RDC/Dossier Bukangalonzo : « le PM Matata n’a jamais été impliqué dans des discussions financières » Christo Glober, Numéro 1 d’Africom Commodities

25 août 2020 0 Par Grandjournalcd.net

Ce texte est un extrait de l’interview que Mr. Christo Globler, numéro un d’Africom a donné à notre confrère Floride Zantoto sur le tumultueux Dossier Bukangalonzo.

Question: quelle est votre évaluation globale de Bukanga Lonzo (BKL)?

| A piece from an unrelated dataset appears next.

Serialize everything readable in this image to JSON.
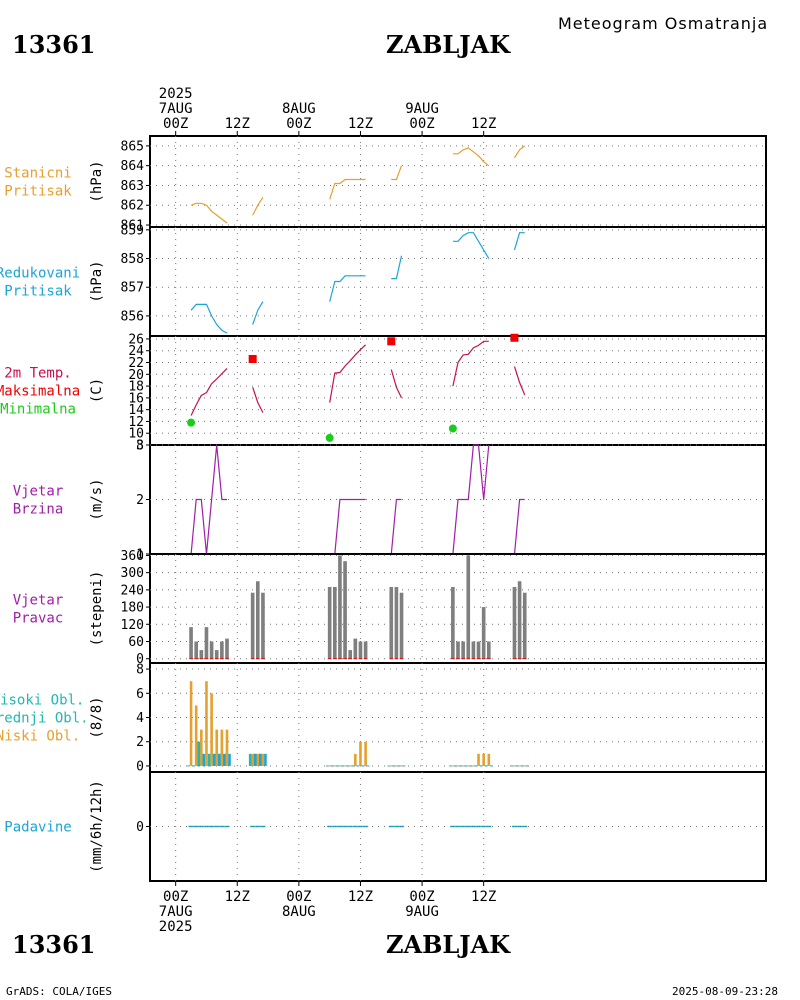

Réponse : Bukanga Lonzo est (ou pourrait être) l’un des projets agricoles les plus viables du continent africain. Comme une opportunité d’affaires (en supposant le plein soutien du gouvernement), ce serait une entreprise extrêmement rentable qui pourrait apporter la prospérité à cette province pas connue en RDC ou même en Afrique. Malheureusement, très peu de gens comprennent ou ont la capacité de visualiser cette énorme opportunité.

Question: comment vous êtes-vous impliqué dans BKL ABP?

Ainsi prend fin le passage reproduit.